Sayadpur City

Bob wants to visit a new country called sayadpur. There are $N$ cities ($1, 2, 3, …, N$) in sayadpur, and they are connected by $N-1$ undirected roads. You can go from one city to any other city using these roads. Each city except city 1 is directly connected with at most two cities. Bob wants to start his journey from a city and then move to any adjacent city. In his journey, he does not want to visit a city twice. For visiting a city he has to pay a cost. Suppose he visits total $k$ cities and the cost of those cities are $a_1,a_2, …, a_k$.
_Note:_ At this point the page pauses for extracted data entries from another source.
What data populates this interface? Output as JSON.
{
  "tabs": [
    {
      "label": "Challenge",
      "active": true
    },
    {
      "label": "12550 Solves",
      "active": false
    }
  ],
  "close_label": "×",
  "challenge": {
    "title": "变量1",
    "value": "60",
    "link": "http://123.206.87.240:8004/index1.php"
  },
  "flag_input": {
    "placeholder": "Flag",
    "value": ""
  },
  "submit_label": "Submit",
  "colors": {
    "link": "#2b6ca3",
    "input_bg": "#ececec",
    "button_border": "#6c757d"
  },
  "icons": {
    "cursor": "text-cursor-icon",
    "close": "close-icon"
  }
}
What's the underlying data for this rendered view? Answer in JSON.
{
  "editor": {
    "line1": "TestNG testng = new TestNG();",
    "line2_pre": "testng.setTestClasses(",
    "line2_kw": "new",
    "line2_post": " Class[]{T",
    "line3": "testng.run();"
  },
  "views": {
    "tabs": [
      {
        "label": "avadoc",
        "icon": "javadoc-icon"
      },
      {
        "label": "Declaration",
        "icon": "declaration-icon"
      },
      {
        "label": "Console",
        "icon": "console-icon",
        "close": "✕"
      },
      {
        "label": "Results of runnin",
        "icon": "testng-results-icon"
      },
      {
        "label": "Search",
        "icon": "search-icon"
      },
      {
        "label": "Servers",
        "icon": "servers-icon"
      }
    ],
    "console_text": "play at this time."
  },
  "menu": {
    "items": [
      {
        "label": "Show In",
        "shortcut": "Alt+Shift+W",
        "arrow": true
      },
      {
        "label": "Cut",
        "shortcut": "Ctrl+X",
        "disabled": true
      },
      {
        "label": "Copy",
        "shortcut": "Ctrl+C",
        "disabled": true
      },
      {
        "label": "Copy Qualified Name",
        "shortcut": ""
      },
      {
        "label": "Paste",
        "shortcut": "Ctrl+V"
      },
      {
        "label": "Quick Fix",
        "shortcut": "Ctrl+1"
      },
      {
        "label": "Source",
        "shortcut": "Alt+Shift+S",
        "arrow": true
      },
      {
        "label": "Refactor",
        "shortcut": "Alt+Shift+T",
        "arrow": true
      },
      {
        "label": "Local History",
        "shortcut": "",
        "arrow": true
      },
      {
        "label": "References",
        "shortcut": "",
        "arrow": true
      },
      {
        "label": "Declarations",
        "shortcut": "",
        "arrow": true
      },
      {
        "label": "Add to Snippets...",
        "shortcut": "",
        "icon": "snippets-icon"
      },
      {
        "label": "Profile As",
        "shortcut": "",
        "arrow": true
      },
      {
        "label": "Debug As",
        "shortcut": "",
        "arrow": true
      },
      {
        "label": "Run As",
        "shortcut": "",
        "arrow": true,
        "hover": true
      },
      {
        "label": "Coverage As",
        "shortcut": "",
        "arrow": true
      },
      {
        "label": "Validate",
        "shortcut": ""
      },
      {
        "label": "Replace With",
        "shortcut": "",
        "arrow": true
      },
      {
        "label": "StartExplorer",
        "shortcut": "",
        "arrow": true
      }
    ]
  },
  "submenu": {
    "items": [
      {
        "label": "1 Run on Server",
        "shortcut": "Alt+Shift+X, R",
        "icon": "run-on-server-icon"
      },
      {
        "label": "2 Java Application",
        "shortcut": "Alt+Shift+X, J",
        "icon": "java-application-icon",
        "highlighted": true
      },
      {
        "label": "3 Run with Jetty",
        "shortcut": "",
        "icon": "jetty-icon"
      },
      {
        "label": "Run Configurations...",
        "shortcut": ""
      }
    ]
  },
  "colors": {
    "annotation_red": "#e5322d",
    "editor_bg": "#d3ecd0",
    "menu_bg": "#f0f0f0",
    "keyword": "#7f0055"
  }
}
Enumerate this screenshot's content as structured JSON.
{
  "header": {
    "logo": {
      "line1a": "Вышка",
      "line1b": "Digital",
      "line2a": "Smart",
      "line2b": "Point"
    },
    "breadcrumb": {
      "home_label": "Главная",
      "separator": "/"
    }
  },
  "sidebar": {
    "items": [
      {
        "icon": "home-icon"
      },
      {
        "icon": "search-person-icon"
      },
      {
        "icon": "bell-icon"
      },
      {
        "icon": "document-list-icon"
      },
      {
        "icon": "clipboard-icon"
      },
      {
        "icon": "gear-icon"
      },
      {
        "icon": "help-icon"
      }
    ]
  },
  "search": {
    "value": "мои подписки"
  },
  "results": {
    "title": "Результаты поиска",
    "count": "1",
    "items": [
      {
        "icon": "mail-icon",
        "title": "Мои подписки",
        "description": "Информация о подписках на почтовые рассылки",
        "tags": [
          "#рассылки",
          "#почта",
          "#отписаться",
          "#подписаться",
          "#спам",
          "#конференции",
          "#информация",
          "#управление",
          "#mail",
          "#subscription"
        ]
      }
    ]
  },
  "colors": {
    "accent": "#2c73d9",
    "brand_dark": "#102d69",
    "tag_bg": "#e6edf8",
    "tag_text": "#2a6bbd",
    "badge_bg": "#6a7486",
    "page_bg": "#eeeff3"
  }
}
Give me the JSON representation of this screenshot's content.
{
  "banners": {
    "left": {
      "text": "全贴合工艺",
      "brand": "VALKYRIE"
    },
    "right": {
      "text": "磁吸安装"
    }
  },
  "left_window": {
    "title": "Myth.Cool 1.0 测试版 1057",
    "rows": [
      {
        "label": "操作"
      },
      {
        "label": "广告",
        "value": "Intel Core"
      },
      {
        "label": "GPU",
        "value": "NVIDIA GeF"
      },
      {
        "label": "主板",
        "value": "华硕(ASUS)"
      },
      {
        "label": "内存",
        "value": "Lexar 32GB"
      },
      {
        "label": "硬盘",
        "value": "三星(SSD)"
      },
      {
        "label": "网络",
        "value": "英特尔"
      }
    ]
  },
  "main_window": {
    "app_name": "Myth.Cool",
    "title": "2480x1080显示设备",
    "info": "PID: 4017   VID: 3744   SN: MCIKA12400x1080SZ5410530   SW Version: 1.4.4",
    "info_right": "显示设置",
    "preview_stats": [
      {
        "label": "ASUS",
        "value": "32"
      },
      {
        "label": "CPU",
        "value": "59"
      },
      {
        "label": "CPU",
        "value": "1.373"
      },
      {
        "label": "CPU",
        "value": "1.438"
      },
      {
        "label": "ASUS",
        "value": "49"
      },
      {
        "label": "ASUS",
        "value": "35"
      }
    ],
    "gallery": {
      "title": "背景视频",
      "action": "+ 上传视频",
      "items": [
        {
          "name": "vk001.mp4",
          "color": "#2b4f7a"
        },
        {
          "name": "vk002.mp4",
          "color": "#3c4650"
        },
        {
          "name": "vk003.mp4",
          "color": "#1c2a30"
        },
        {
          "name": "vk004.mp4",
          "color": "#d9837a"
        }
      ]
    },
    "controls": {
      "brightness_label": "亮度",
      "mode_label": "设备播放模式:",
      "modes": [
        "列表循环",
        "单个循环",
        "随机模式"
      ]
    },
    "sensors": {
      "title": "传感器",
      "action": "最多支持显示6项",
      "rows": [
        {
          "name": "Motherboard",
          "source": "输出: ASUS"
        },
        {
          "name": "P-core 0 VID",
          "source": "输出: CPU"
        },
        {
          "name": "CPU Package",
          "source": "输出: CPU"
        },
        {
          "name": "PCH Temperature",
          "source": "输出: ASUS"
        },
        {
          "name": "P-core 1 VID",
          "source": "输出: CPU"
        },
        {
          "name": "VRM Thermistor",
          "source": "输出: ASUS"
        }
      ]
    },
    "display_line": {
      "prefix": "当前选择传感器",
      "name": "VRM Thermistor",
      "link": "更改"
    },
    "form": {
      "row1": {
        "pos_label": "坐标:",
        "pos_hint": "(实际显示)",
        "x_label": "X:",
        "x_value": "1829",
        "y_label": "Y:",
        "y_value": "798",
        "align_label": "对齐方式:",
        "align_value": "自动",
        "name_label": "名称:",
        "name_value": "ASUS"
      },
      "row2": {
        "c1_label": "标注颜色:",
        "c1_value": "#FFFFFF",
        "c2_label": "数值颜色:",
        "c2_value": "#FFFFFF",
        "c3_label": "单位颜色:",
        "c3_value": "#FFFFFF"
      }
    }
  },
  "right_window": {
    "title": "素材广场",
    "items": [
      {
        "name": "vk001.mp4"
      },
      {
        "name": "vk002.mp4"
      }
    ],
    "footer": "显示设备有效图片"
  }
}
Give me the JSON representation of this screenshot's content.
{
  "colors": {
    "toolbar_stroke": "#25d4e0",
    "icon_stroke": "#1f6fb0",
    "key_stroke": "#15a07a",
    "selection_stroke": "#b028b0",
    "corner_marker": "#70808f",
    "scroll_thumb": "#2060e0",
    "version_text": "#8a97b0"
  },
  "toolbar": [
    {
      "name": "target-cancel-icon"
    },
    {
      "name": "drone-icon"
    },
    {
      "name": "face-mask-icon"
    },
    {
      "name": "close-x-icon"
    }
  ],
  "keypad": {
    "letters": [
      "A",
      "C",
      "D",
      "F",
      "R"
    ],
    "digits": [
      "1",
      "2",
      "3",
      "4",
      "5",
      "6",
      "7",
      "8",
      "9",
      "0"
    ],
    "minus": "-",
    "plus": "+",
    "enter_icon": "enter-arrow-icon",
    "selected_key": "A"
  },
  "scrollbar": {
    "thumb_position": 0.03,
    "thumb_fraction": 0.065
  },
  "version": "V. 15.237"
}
The overall cost will be the bitwise “or” of those costs ($a_1 | a_2 | a_3 | … | a_k$). You have to find the maximum overall cost.

Input

First-line there is a number $N$ ( $1 ≤ N ≤ 10^5$ ).

Each of the next $N-1$ lines contains two integers $u$ and $v$ ($1 ≤ u, v ≤ n$ and $u≠v$), denoting an edge connecting vertex $u$ and vertex $v$. Next line contains $N$ integers $a_1, a_2, …, a_N$ ($1 ≤ a_i ≤ 2047$ and $1 ≤ i ≤ N$). The first element is the cost of city number 1, the second element is the cost of city number 2 city and so on.

Output

Output one integer, the maximum overall cost.

Sample

Input	Output
3 1 2 1 3 1 2 4	7